I have to render a large mesh composed of some millions of triangles.
It seems that VAR are the best solution, so i allocate with wglAllocateMemoryNV 4 buffers with .5 priority and iteratively memcpy the vertex position and normals onto these buffers. I setup and test fences for the various buffers in order to be sure to not access buffers in the wrong moment. The mesh is tristripped, vertex coords and normals are floats,
single lighted, no doubleside material, backface culled,default material, no texture, no state change during the drawing.
Just a loop of:

glFinishFenceNV(…)
memcpy(…)
glVertexPointer(…)
glNormalPointer(…)

foreach(tristrip)
glDrawElements(GL_TRIANGLE_STRIP,…)

glSetFenceNV(…)

Within this environment i’m able to draw just 9.5M of triangles per sec on a geforce2go on my 1Gh laptop.

Can i obtain higher scores in your opinion?
I expected to reach at least 15~20 Mtri.
Isn’t this the best way to draw geometry?

thanks in advance

correct me if I’m wrong here, but doesn’t using memcpy to copy chunks of a mesh completly defeat the purpose of agp buffered vertex data? as it has to be copied to agp memory, then to the card, and not just to the card through normal vertex array usage…
the maximum I’ve managed doing that was 6million/tris/sec on my GF1ddr…

Probably I was not clear. I have not enough agp memory for the whole mesh (hundreds of mb) so i use some agp buffers where i memcopy the data before rendering.
I also tried to directly allocate video memory (wglAllocateMemoryNV with priority == 1) but the performance did not changed.

Do you allocate 4 buffers by calling wglAllocateMemoryNV four times and do you switch between the buffers with glVertexArrayRangeNV each time you need to switch your buffers?

If so, try allocating a single large buffer, set glVertexArrayRangeNV to this buffer only and subdivide the allocated buffer into four parts. Then use glVertexPointer etc. to switch between the buffers. Calling glVertexArrayRangeNV is said to be very expensive.

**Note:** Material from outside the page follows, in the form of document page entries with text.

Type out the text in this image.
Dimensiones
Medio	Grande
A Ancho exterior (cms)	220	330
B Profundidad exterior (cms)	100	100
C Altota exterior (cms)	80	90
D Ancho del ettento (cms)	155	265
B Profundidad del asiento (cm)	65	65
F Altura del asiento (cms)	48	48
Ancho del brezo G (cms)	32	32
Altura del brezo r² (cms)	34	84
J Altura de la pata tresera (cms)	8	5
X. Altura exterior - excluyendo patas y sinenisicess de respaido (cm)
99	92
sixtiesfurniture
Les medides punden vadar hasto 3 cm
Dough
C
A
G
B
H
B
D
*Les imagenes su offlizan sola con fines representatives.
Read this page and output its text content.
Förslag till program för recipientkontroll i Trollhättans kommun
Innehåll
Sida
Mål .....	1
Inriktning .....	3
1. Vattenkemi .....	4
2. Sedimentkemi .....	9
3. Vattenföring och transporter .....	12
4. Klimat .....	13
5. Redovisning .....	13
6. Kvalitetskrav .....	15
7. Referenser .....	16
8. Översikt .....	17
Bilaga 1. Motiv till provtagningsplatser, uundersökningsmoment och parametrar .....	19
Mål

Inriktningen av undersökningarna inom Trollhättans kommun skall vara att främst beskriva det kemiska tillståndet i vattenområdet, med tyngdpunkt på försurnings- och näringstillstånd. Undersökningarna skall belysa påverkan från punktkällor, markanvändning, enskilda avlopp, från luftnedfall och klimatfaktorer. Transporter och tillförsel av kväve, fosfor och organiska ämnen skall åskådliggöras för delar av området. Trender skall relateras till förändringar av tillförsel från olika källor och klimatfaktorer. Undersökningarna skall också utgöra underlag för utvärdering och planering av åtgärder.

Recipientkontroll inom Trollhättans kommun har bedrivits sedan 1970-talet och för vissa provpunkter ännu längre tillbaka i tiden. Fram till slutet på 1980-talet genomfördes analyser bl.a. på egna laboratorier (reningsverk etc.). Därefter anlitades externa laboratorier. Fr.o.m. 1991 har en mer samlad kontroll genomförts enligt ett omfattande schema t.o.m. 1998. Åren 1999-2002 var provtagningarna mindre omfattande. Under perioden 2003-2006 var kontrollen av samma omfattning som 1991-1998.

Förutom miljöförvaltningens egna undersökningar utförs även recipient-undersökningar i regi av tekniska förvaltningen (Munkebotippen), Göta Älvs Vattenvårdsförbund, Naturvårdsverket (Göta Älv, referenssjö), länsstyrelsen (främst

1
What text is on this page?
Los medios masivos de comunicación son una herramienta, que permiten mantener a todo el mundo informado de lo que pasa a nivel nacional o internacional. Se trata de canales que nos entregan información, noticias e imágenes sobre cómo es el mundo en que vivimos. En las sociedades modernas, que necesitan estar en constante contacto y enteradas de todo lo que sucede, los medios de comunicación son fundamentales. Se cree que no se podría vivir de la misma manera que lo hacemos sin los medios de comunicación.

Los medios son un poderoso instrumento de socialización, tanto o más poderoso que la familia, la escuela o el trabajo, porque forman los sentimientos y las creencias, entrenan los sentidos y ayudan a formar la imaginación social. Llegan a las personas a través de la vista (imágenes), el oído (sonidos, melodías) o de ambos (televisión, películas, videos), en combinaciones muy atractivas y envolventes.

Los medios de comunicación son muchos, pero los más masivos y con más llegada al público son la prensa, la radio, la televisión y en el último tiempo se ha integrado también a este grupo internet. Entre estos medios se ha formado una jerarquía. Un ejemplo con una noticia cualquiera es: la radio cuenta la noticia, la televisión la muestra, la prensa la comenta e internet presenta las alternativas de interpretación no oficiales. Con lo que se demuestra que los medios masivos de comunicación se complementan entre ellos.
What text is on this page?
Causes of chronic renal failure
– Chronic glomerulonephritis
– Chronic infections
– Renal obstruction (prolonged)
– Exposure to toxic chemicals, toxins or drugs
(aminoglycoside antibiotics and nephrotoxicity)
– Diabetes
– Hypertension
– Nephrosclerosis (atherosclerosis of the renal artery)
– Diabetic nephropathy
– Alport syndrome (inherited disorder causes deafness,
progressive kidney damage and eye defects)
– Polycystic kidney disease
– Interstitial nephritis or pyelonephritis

If you do a memcpy of many megabytes at the same time, you could consider just copying a smaller buffer, render it, and loop again. You want to maximize parralelization. The best would be to memcpy and render around 4000 vertices at a time.

Y.

Just to be more precise:
I allocate a single large buffer and use 4 subbuffers inside it; I make a glVertexArrayRangeNV( ) onto the whole buffer just once.

Trying to reduce the size of the buffers in order to improve the parallelism between cpu and gpu does not change the timings.

For sake of completness, the rendered size of the triangles obviously matters, my test bench consist of a set of almost flat squares composed by triangles that are almost pixel sized. Depth complexity of the scene is just one, (all the triangles are seen from above), so the depth order drawing issue should not be involved.

Within this environment i’m able to draw just 9.5M of triangles per sec on a geforce2go on my 1Gh laptop.

Can i obtain higher scores in your opinion?
I expected to reach at least 15~20 Mtri.
Isn’t this the best way to draw geometry?

thanks in advance

No, you’re doing everything right. But 9.5M triangles is all you can reasonably hope for, especially on a GeForce2 Go.